起笔就来了一个跳接:上句方拈线在手,下句已成衣在身;上句方处家中,下句已至他乡。
时空迅速转换,发轫挺立。
三、四句又从他乡折返家中,从目前折返往昔,追忆临行之际缝衣环境,诗笔往来来往盘旋。
所谓“密密缝”,施蛰存师长西席指出:“第三、四句从来没有表明,但如果不知道这里隐蔽着一种民间风尚,就不能阐明得精确。
家里有人出远门,母亲或妻子为出门人做衣服,必须做得针脚周详,要不然,出门人的归期就会延迟,在吴越乡间,老辈人还知道这种习俗。
”(《唐诗百话》六三《孟郊:诗三首》)可备一说。
若仅理解为慈母唯恐游子滞留异地,日久衣物磨损,因而特意做得耐穿些,一样可通。
无论如何,均是表现慈母之“慈”。
然而这两句浸染尚不止于此。
一、二句把稳母亲手制衣物,犹属泛泛而谈;三、四句承接上文,进而把稳到针脚之绵密,则非细审此衣不能看出。
游子有此动作,正见得念母心切。
这两句字面上虽写慈母,但游子心绪,自不难于言外得之。
母与子,昔与今,两条线索一隐一显,融贯合一。

再看末了两句。
游子既感念高堂,按常规想法,接下去该亟思有以报之了。
不料墨客另辟路子,不说如何报答,而说纵然存心报答,也必报答不尽。
立意跳过一层,翻进一层,愈觉深透警拔。
衣物功用之一在保暖,前面经由缝衣这一详细事例展现母爱,这里便取春阳之温煦作拟,贴切而语意正符合会。
这个譬喻也曾费心推敲,并非随意落笔。

此诗有往来来往,有隐显,有跳接,有翻进,寥寥六句,笔势波折若此,而意脉仍一气贯穿,极见精思。

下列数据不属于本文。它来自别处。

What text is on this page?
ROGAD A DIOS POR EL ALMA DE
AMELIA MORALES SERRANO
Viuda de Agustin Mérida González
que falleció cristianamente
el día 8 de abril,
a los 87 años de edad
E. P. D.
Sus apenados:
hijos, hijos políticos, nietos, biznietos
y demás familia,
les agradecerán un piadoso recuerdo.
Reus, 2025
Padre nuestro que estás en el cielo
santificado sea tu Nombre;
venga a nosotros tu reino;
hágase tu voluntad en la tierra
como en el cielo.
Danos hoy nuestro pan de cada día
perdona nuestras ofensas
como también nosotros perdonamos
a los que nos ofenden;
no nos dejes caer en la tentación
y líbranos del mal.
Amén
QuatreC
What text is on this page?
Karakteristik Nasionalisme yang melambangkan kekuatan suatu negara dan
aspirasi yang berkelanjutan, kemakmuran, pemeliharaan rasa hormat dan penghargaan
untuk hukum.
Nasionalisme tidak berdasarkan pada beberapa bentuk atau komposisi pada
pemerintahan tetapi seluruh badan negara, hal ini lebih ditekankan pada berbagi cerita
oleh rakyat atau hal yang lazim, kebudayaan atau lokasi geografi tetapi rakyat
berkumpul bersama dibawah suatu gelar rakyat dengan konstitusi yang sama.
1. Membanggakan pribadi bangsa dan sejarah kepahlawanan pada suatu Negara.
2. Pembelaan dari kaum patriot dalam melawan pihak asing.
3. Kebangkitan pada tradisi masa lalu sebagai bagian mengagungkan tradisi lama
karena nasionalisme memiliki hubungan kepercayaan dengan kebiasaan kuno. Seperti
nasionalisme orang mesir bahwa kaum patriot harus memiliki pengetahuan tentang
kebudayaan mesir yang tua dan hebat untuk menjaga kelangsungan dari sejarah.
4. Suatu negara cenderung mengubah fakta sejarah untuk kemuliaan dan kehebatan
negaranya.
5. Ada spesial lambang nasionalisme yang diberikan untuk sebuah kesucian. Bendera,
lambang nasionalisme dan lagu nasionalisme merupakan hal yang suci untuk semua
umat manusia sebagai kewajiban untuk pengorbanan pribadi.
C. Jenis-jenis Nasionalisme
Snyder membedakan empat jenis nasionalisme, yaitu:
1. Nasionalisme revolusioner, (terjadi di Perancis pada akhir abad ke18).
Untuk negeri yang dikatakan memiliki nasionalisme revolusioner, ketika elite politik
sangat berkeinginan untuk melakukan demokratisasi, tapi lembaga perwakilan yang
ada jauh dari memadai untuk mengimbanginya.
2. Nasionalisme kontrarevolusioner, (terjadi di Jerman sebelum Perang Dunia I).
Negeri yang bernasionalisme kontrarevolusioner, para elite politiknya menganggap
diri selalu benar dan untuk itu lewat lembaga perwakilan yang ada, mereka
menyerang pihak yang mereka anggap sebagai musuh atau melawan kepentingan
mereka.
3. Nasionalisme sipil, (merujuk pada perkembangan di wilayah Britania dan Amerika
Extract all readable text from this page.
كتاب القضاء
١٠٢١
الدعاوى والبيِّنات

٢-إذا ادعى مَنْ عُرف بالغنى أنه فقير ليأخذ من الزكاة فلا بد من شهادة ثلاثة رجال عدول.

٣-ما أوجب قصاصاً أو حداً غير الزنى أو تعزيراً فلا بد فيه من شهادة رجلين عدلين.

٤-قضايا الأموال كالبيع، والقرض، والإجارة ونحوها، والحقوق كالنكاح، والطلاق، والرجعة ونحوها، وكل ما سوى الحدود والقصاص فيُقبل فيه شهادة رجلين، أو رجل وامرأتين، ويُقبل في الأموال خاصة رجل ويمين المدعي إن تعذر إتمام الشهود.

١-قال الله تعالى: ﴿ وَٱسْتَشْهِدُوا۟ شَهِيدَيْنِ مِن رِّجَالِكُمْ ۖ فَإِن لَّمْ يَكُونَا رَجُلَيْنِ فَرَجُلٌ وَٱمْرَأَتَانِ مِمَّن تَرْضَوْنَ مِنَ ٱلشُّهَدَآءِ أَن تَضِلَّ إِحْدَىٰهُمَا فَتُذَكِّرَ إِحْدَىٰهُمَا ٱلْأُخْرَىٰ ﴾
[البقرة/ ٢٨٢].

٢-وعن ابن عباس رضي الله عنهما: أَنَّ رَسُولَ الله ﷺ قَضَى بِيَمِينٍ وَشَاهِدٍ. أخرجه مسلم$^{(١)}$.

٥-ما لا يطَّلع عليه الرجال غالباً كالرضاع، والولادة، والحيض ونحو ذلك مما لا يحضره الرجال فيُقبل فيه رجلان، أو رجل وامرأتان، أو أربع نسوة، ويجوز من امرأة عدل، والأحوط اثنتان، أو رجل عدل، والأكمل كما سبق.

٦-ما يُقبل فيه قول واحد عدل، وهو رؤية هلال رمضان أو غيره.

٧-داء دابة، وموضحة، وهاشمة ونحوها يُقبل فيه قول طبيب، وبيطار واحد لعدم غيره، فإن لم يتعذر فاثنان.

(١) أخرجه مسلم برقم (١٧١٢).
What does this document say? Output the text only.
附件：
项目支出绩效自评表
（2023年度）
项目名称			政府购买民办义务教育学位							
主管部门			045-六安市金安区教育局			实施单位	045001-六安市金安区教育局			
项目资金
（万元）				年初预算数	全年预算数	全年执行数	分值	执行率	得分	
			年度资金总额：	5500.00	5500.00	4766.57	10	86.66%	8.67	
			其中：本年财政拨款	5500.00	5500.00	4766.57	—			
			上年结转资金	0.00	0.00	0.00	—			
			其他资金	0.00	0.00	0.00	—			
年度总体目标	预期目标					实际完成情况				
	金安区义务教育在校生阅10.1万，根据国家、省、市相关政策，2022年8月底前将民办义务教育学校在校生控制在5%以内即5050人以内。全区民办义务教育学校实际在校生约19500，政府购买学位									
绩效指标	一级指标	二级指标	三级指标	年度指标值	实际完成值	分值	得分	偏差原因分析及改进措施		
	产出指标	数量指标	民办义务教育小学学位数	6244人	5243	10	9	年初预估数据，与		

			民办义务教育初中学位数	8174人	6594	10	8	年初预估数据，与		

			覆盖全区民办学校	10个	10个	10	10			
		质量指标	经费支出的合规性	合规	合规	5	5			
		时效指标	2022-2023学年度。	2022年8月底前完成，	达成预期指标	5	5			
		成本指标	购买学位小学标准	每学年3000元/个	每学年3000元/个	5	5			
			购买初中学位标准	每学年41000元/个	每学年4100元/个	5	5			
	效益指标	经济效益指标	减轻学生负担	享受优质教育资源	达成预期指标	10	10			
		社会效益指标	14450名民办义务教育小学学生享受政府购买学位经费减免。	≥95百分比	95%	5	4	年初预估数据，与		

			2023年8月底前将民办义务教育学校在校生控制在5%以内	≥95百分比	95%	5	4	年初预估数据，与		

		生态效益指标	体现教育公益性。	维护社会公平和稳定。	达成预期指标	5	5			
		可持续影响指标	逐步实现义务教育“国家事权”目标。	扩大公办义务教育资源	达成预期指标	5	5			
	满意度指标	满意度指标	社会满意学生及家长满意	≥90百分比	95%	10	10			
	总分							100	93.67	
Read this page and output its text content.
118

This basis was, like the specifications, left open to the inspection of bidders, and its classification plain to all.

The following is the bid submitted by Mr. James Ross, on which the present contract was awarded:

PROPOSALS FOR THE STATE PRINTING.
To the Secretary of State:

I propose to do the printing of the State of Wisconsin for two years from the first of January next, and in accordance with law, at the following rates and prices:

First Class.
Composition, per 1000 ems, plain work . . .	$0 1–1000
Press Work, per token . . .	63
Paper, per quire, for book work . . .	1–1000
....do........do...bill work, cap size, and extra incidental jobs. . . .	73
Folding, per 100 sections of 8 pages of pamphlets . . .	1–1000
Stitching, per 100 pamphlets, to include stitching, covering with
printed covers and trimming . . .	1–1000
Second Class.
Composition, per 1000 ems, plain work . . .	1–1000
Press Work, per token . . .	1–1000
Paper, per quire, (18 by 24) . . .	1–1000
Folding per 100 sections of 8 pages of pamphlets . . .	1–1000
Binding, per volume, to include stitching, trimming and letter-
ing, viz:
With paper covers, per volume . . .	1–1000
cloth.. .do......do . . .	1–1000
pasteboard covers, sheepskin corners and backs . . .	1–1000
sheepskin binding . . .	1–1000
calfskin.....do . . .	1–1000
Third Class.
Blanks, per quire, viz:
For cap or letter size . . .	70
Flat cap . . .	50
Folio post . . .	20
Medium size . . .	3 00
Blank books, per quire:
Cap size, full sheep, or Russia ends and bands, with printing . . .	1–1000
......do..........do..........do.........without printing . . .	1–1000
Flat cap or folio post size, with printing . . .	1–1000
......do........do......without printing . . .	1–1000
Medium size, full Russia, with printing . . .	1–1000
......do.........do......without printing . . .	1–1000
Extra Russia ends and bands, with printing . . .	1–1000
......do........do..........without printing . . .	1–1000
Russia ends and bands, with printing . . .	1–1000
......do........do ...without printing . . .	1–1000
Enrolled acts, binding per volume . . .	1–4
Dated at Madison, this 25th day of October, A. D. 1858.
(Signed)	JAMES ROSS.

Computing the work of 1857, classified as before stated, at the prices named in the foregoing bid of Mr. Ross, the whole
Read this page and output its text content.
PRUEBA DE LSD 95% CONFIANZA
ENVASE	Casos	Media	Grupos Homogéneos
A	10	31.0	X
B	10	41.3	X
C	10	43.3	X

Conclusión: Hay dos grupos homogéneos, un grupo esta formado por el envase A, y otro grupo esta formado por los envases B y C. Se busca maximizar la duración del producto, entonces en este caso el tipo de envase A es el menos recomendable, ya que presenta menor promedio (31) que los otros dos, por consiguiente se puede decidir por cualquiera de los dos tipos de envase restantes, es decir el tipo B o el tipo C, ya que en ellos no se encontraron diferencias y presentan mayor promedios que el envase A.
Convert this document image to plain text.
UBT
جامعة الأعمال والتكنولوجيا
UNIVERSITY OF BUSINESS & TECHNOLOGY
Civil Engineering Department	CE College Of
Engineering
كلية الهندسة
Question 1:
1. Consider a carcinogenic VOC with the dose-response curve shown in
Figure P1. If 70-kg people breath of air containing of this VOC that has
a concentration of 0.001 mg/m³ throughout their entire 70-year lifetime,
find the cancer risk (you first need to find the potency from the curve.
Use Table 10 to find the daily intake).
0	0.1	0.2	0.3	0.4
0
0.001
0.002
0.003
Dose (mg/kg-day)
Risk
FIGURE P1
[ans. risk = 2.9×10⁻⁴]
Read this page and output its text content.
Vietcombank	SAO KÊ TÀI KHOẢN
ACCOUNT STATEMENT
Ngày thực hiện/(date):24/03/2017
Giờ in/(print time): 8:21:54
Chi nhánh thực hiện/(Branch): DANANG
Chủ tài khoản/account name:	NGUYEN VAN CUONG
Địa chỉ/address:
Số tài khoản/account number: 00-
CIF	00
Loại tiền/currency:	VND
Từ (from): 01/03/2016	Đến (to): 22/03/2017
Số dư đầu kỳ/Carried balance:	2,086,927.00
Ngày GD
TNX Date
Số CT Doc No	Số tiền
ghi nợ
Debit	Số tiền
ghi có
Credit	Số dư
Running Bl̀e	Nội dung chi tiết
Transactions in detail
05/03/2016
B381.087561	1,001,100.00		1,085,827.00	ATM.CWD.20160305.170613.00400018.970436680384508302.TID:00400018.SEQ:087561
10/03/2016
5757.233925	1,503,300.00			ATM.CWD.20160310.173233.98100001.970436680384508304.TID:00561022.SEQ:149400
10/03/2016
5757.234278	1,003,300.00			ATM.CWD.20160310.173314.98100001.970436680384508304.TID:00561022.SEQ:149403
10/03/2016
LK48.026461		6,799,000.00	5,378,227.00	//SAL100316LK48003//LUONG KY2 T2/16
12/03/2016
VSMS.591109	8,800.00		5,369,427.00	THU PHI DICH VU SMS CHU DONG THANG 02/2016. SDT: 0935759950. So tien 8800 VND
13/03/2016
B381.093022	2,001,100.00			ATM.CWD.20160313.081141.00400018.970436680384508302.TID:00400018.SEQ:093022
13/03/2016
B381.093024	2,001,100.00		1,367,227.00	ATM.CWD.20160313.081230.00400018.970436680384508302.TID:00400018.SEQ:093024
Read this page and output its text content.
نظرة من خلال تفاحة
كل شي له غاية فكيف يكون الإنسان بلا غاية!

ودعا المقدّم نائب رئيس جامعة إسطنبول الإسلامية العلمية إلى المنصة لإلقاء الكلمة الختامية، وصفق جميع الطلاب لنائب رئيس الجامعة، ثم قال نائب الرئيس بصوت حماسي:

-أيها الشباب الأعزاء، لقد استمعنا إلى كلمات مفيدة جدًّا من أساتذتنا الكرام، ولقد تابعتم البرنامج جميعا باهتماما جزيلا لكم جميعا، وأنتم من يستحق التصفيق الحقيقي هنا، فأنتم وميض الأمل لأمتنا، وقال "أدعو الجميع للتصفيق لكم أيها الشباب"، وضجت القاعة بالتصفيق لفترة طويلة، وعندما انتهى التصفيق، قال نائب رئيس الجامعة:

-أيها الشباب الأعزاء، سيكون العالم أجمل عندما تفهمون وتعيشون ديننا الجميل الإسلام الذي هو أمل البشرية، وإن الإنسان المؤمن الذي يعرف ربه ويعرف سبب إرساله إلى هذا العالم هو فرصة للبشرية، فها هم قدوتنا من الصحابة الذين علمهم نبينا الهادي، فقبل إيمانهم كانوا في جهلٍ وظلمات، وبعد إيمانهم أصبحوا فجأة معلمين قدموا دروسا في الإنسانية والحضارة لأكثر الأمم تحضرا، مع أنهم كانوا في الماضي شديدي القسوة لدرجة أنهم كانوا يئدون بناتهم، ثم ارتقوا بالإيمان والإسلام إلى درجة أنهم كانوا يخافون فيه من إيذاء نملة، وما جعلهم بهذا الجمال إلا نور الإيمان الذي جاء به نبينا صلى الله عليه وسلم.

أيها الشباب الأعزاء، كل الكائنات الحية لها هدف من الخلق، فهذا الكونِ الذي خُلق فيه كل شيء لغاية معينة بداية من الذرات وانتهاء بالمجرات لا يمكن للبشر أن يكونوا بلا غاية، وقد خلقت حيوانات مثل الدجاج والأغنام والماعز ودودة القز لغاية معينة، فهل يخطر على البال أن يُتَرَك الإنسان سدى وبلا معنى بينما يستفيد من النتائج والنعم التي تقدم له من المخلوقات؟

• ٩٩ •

内容温情脉脉,与孟郊平日的“喜为贫苦之句”(欧阳修《六一诗话》)不同;构思之深折,却是一脉相通。
《全唐诗》题下有注:“迎母溧上作。
”贞元十六年(800年),墨客50岁,至洛阳应铨选,授溧阳(在今江苏省)县尉,《初于洛中选》诗有“青云不我与,白首方选书”之慨。
如此年事出而仕宦,正因奉母命使然。
他履职后,便迎母奉养,赋《游子吟》即是明志。
而诗作只在此事前后旁边盘旋,刻意不犯正题,不雅观此益见墨客的长于用笔。
清初岳端选孟郊、贾岛两家诗,取苏轼“郊寒岛瘦”(《祭柳子玉文》)语意,编为《寒瘦集》一卷。
这首诗后加评:“此诗从苦吟中得来,故辞不烦而意尽,务外者不雅观之,翻似不经意。
”斯言得之。
本篇宛若信口道来,让人险些忘却寻其内在的肌理。
遇见这类作品,尤宜细细吟味,不可掉以轻心。
作者掩蔽技巧,读者揣摩技巧,高质量的阅读,从来都是读者与作者的角力。